Porto Novo, 17 Jun (Inforpress) – As autoridades municipais têm conseguido “suavizar” as dificuldades decorrentes dos dois anos de “seca severa” no Porto Novo, Santo Antão, graças aos planos de mitigação dos efeitos dos maus anos agrícolas, implementados neste município, a partir de 2017.

Quem o garante é o edil do Porto Novo, Anibal Fonseca, que admite que, nesses dois anos de seca, houve “dificuldades acrescidas” no concelho, mas que, “graças aos planos de mitigação dos efeitos da seca”, a edilidade portonovense tem conseguido criar empregos “exactamente para dar rendimentos às famílias mais vulneráveis”.

Os planos de mitigação dos efeitos da seca e dos maus anos agrícolas têm permitido, igualmente, construir algumas infra-estruturas nas comunidades, criando assim resiliência às pessoas, explica o autarca.

“Posso dizer que temos conseguido suavizar os efeitos de seca.

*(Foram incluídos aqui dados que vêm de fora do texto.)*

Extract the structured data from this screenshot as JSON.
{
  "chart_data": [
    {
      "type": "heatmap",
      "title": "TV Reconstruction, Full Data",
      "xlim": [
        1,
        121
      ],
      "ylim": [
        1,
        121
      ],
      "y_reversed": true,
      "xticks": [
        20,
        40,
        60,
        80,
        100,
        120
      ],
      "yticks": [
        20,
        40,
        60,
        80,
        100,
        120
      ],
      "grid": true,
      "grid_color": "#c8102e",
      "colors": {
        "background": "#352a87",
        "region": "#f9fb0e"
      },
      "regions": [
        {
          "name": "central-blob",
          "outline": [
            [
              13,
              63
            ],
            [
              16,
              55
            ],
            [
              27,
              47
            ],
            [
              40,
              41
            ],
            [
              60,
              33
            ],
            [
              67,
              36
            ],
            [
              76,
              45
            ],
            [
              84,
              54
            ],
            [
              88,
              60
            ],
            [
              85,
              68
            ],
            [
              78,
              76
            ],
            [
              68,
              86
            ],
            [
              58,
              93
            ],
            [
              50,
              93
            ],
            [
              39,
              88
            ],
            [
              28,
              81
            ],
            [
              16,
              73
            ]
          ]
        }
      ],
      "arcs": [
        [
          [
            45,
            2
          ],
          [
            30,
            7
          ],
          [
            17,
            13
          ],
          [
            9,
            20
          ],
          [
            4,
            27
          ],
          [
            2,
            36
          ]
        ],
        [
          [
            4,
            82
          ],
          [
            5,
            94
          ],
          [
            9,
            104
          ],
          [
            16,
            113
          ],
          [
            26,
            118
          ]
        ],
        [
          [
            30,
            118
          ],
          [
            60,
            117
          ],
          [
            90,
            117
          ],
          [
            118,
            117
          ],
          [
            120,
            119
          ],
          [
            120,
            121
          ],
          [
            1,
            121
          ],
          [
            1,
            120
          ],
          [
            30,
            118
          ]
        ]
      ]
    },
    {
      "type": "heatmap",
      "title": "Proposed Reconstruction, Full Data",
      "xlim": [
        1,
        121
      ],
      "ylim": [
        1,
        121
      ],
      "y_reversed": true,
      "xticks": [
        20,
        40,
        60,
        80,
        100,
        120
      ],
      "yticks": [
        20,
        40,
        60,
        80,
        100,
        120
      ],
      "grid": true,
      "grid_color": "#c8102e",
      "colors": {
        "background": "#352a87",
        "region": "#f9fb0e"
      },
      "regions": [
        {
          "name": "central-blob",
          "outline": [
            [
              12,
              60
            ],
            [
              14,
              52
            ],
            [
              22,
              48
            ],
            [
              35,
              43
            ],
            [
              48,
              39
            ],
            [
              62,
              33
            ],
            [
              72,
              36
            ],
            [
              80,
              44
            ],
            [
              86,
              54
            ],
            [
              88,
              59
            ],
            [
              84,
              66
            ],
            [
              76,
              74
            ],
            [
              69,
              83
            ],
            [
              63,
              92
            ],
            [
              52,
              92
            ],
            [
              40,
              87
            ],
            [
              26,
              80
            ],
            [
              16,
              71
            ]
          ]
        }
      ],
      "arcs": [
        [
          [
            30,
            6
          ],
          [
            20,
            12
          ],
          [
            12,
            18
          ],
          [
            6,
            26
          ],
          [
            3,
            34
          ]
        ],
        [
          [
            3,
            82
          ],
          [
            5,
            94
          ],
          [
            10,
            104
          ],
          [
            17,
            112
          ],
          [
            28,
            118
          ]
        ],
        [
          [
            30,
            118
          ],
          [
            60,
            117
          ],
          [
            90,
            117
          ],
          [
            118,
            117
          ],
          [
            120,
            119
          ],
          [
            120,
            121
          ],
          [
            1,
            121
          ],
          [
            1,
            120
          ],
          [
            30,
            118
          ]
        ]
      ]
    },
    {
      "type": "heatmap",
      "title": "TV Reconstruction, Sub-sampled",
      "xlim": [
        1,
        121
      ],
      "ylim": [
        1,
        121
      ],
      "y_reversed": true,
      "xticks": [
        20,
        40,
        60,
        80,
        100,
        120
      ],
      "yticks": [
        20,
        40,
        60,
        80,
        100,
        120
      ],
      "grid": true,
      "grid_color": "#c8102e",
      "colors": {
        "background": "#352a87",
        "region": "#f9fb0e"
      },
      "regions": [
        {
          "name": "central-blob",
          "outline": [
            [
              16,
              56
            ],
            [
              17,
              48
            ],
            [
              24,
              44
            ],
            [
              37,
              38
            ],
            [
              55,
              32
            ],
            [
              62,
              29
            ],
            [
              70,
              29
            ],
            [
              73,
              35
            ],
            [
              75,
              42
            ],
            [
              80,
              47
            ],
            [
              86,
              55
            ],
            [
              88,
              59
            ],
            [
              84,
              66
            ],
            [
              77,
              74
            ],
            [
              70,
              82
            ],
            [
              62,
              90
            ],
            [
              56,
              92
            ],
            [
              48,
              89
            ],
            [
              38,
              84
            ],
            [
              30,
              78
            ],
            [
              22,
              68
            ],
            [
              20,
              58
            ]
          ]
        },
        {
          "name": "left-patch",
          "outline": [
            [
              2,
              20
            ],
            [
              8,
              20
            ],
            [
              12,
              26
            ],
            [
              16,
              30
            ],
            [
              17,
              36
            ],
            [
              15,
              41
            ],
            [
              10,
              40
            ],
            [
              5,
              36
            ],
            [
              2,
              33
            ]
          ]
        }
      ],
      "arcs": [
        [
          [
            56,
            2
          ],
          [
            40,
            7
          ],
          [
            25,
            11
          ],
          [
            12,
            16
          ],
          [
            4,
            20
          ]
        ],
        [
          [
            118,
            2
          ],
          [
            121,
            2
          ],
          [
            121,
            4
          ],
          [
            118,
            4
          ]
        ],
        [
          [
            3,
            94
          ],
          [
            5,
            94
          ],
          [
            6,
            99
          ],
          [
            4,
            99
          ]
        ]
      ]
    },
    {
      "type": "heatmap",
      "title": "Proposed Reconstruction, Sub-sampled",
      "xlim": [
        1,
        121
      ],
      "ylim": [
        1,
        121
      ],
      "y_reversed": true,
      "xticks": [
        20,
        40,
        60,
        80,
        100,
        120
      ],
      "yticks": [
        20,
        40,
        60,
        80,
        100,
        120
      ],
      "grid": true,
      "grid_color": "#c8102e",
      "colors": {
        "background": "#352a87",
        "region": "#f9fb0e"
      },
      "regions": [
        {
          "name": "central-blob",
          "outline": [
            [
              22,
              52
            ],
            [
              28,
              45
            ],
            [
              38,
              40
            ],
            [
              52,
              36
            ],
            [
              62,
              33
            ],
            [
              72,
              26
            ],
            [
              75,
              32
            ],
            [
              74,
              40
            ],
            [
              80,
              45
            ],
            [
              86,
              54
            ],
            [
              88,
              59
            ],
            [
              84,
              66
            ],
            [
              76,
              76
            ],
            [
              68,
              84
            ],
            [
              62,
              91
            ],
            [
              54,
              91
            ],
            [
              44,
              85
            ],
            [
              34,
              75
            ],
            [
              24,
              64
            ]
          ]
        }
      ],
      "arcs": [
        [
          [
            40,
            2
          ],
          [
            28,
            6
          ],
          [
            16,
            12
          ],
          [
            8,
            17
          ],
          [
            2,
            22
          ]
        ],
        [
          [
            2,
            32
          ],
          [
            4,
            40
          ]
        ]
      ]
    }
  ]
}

A câmara tem procurado manter quase sempre frentes de trabalho nas comunidades para atender ao número considerável de pessoas que não tem rendimentos”, sublinhou o presidente da câmara do Porto Novo.

Porto Novo recebeu, nos últimos dois anos, 116 mil contos para “amenizar” os efeitos da seca, uma das piores dos últimos dez anos, que coloca em situação de vulnerabilidade “centenas” de famílias, neste município.

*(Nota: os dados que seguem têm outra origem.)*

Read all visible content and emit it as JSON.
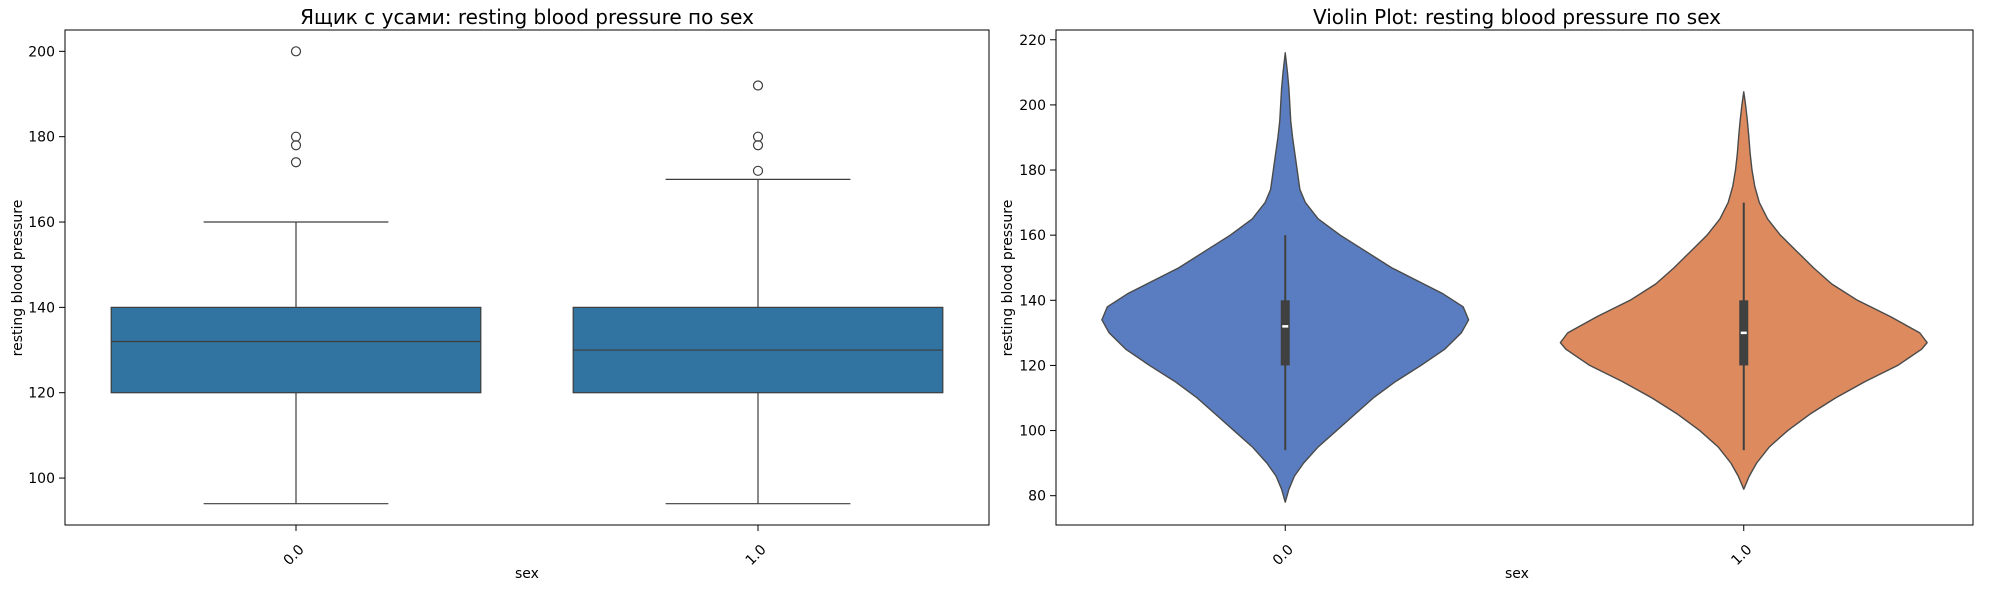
{
  "chart_data": [
    {
      "type": "box",
      "title": "Ящик с усами: resting blood pressure по sex",
      "xlabel": "sex",
      "ylabel": "resting blood pressure",
      "categories": [
        "0.0",
        "1.0"
      ],
      "ylim": [
        89,
        205
      ],
      "yticks": [
        100,
        120,
        140,
        160,
        180,
        200
      ],
      "box_color": "#3274a1",
      "boxes": [
        {
          "category": "0.0",
          "whisker_low": 94,
          "q1": 120,
          "median": 132,
          "q3": 140,
          "whisker_high": 160,
          "outliers": [
            174,
            178,
            180,
            200
          ]
        },
        {
          "category": "1.0",
          "whisker_low": 94,
          "q1": 120,
          "median": 130,
          "q3": 140,
          "whisker_high": 170,
          "outliers": [
            172,
            178,
            180,
            192
          ]
        }
      ]
    },
    {
      "type": "violin",
      "title": "Violin Plot: resting blood pressure по sex",
      "xlabel": "sex",
      "ylabel": "resting blood pressure",
      "categories": [
        "0.0",
        "1.0"
      ],
      "ylim": [
        71,
        223
      ],
      "yticks": [
        80,
        100,
        120,
        140,
        160,
        180,
        200,
        220
      ],
      "violins": [
        {
          "category": "0.0",
          "color": "#5a7dc1",
          "y_min": 78,
          "y_max": 216,
          "q1": 120,
          "median": 132,
          "q3": 140,
          "whisker_low": 94,
          "whisker_high": 160,
          "density": [
            [
              78,
              0.0
            ],
            [
              82,
              0.02
            ],
            [
              86,
              0.05
            ],
            [
              90,
              0.1
            ],
            [
              95,
              0.18
            ],
            [
              100,
              0.28
            ],
            [
              105,
              0.38
            ],
            [
              110,
              0.48
            ],
            [
              115,
              0.6
            ],
            [
              120,
              0.74
            ],
            [
              125,
              0.87
            ],
            [
              130,
              0.96
            ],
            [
              134,
              1.0
            ],
            [
              138,
              0.97
            ],
            [
              142,
              0.86
            ],
            [
              146,
              0.72
            ],
            [
              150,
              0.58
            ],
            [
              155,
              0.44
            ],
            [
              160,
              0.3
            ],
            [
              165,
              0.18
            ],
            [
              170,
              0.11
            ],
            [
              174,
              0.08
            ],
            [
              178,
              0.07
            ],
            [
              182,
              0.06
            ],
            [
              186,
              0.05
            ],
            [
              190,
              0.04
            ],
            [
              195,
              0.03
            ],
            [
              200,
              0.025
            ],
            [
              205,
              0.02
            ],
            [
              210,
              0.012
            ],
            [
              213,
              0.006
            ],
            [
              216,
              0.0
            ]
          ]
        },
        {
          "category": "1.0",
          "color": "#dc8a5e",
          "y_min": 82,
          "y_max": 204,
          "q1": 120,
          "median": 130,
          "q3": 140,
          "whisker_low": 94,
          "whisker_high": 170,
          "density": [
            [
              82,
              0.0
            ],
            [
              86,
              0.03
            ],
            [
              90,
              0.07
            ],
            [
              95,
              0.14
            ],
            [
              100,
              0.24
            ],
            [
              105,
              0.36
            ],
            [
              110,
              0.5
            ],
            [
              115,
              0.66
            ],
            [
              120,
              0.84
            ],
            [
              125,
              0.97
            ],
            [
              127,
              1.0
            ],
            [
              130,
              0.96
            ],
            [
              135,
              0.8
            ],
            [
              140,
              0.62
            ],
            [
              145,
              0.48
            ],
            [
              150,
              0.38
            ],
            [
              155,
              0.29
            ],
            [
              160,
              0.2
            ],
            [
              165,
              0.13
            ],
            [
              170,
              0.085
            ],
            [
              175,
              0.06
            ],
            [
              180,
              0.045
            ],
            [
              185,
              0.035
            ],
            [
              190,
              0.028
            ],
            [
              195,
              0.02
            ],
            [
              200,
              0.01
            ],
            [
              204,
              0.0
            ]
          ]
        }
      ]
    }
  ]
}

Este ano, a verba disponibilizada pelo Governo anda à volta de 36 mil contos para a realização de projectos que atenuem os efeitos do mau ano agrícola neste concelho, através de criação de postos de trabalho para as famílias em maiores dificuldades.

O plano, que está a ser implementado desde Abril, e se prolonga até Setembro, consiste, segundo a edilidade portonovense, na realização de uma série de obras que têm gerado empregos (uma medida de 400 por mês) às famílias em situação de extrema vulnerabilidade.

No ano transacto, a verba disponibilizada ao concelho do Porto Novo foi de quase 80 mil contos, que foi destinada à criação de empregos (cerca 1.500), à mobilização de água e ao salvamento do gado.